LO SCAFANDRO E LA FARFALLA
 

recensione

 
Ci sono film che, ridiscutendo l’elementare concetto di percezione spettatoriale, si configurano come pure esperienze. Lo sono in nome di caratteristiche molteplici, dalla natura e dagli effetti diversissimi. Tutte però sembrano convergere, come un fascio di linee incidenti, in un unico punto: il cinema come occhio della modernità, dell’ossimoro e della negoziazione; come luogo di una nuova concezione di sensibilità, o, appunto, di una nuova “esperienza”, che combina comunicazione e significato alla luce del suo statuto iconico. Lo ricorda Casetti in un libro fondamentale, “L’occhio del novecento”. “Lo scafandro e la farfalla” è uno di questi film. Capolavoro di forma e concetto, il terzo film di Julian Schnabel è un’opera chiave, un passaggio obbligato che testimonia le potenzialità del mezzo cinematografico,  
 
che interroga la dialettica scopica tra soggetto e oggetto (o tra spettatore e spettacolo) con l’ausilio di una prospettiva illuminante, di certo non nuova, è vero, ma interpretata in modo magistrale. La trama è nota, così anche la straordinaria genesi dell’omonimo libro, di cui il film è la naturale emanazione per immagini.

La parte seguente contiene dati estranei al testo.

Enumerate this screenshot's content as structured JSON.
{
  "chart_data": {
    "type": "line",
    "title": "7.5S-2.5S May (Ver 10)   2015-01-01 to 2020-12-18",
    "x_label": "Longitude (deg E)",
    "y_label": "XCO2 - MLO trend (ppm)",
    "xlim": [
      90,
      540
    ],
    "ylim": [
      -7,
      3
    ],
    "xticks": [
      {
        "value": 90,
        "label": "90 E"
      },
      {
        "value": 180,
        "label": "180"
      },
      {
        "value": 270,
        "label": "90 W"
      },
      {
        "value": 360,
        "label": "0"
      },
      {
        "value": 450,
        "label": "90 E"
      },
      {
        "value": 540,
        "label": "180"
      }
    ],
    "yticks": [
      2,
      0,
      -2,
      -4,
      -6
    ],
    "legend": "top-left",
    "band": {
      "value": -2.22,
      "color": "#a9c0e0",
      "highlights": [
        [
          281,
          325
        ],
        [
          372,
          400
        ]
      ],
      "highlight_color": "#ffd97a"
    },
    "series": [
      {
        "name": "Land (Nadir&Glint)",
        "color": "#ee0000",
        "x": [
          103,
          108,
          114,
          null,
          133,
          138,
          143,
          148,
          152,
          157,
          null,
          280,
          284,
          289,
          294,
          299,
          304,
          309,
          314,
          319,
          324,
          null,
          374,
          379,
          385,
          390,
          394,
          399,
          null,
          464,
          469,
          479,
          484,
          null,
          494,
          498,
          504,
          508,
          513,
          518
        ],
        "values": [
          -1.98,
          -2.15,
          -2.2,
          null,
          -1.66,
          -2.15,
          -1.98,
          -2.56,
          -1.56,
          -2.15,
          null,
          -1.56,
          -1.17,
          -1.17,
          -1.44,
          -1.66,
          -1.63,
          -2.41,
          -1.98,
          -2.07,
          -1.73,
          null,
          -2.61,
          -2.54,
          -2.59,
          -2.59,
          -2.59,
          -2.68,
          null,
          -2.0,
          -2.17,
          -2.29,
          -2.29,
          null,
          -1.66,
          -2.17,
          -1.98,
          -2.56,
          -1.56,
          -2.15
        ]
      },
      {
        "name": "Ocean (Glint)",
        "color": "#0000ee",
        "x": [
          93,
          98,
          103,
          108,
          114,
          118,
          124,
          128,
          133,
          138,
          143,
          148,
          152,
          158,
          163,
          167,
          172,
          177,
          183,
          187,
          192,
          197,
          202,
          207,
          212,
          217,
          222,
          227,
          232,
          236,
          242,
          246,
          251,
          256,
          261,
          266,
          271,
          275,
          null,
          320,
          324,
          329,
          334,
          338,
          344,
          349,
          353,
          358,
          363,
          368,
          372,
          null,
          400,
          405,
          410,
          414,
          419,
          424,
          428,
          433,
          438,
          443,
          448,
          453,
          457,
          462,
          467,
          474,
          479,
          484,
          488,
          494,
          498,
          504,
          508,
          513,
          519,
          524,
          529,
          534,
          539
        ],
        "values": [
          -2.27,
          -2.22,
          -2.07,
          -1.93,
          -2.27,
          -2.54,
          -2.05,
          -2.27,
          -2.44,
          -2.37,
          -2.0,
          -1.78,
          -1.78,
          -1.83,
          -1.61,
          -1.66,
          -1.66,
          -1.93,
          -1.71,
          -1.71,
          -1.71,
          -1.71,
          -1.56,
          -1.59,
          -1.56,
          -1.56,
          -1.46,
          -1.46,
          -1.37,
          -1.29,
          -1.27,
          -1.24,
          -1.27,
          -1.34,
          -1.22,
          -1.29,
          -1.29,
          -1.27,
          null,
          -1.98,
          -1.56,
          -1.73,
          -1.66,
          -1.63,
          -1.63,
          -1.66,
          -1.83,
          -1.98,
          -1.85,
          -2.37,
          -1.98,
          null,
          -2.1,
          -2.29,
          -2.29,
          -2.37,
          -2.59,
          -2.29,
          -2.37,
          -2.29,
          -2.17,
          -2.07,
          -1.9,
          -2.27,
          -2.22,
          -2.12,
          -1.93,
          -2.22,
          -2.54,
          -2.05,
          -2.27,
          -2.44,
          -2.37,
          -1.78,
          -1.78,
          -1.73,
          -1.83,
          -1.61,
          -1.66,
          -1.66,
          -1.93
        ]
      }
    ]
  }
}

Quello che impressiona, durante e dopo la visione, è la profondità teorica che raggiunge  
Schnabel facendo interagire i tre “occhi” del film: quello del protagonista, prigioniero di una sindrome locked-in e di un corpo-prigione; quello dello spettatore, che l’espediente della soggettiva sovrappone al primo in un commovente processo di mimesi; quello del cinema, con le sue virtù e le sue limitazioni (“Parli in asse, altrimenti non la può vedere!” dice l’infermiera ai visitatori di Jean-Dominique, dotato di un campo visivo coincidente proprio con il perimetro dell’inquadratura stessa). Perché “Lo scafandro e la farfalla” è un film sulla pesantezza del corpo (“Mare dentro” è, fortunatamente, lontano anni luce), un saggio sul linguaggio, un inno alla fantasia che supplisce i vuoti della realtà. Ma è, soprattutto, una serrata metafora meta-linguistica. La mdp si muove dinamica durante i sogni e i flashback, è statica e perennemente in flou durante le soggettive iniziali; la palpebra cucita, ripresa dall’interno, è una delle più belle immagini viste recentemente al cinema. Schnabel sottolinea costantemente la natura bifronte del suo film: il fuori campo del protagonista è il fuori campo dello spettatore, unico referente della sua voce-off e interprete esclusivo del mosaico delle sue visioni. Quello che ne deriva è un risultato sorprendente, in bilico tra diario immobile e continua peregrinazione nel mondo dell’irreale, luogo di scontro tra scafandro e farfalla, corpo/macchina e pensiero, immaginazione e memoria. Schnabel è miracoloso, e scivola nelle profondità dove prende vita l’idea stessa di Cinema.